Put another way, these might be the people of Occupy Wall Street, who were widely mocked and dismissed in media coverage as being uninformed, privileged, dirty, poorly dressed, and lazy. They are there protesting, but they don’t really know why.
In Midjourney, you can do variations of any of the returned images. I chose the bottom right image:
In the above images, I am curious as to what led to the foregrounding of a female figure, while all figures represented behind are closed-mouthed men; only the woman’s mouth is open.
Given what I’ve seen so far, I altered the prompt to “violent protest.” Again, the renderings are both surprising/unsurprising:
As you can see above, the word “violence” completely eliminated the appearance of women. I cannot locate a single female figure. Also, in the bottom right photo, the foregrounded figure and all the background figures are open-mouthed yellers, which differs from the image with the female figure out front.
Again, what do we see? Screaming. Lots of screaming, and whatever word each mouth is in the process of producing, it is violent. One of the photos includes fire, likely in the form of a burning sign. Why is this interesting? Yelled words are violent in Midjourney renderings, while written words are peaceful. How do we know? Here are the Midjourney results for “peaceful protest” and they all include signs and imply a quiet setting (none of the “violent” images include signage):
So what do we see in “peaceful”? Women displace men. Also, not only is there no screaming; there are no mouths! Major figures stand masked, a school bus is added, and the top right image appears to include our first person of color. (It’s also finally warmer–short sleeves!)

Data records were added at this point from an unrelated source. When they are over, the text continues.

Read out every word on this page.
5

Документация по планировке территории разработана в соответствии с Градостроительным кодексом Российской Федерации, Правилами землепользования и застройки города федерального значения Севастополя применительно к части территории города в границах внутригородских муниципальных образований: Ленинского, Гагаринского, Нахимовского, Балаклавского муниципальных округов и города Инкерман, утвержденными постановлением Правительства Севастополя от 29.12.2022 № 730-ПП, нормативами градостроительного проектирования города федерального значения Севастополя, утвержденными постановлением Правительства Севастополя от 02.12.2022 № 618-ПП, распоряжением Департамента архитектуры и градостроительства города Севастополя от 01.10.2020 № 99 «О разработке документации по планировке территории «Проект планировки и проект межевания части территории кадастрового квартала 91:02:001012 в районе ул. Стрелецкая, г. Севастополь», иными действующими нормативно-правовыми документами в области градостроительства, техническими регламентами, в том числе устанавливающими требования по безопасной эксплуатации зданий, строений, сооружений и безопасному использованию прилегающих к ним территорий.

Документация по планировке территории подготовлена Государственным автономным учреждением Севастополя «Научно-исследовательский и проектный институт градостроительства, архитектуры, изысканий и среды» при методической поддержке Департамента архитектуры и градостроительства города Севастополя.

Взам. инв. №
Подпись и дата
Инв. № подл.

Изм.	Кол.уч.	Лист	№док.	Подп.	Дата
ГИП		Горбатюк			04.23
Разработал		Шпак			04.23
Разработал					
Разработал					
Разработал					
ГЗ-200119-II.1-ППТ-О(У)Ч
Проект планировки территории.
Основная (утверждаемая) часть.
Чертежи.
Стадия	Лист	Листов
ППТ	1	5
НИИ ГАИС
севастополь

Throughout this little experiment, I am struck by the consistent homogeny: older people do not protest, or protests are never intergenerational. There is racial homogeny, and when you add the adjectives “violent” or “peaceful” there is near gender homogeny. There is also homogeny in location: cities.
To be clear, I like Midjourney. I think it returns some beautiful, startling images. However, what is rendered in this batch of images is, to my eye, every reportorial stereotype deployed against protest to neutralize that protest’s particular goal or effect.
I’ll need to think about and tinker with this one more.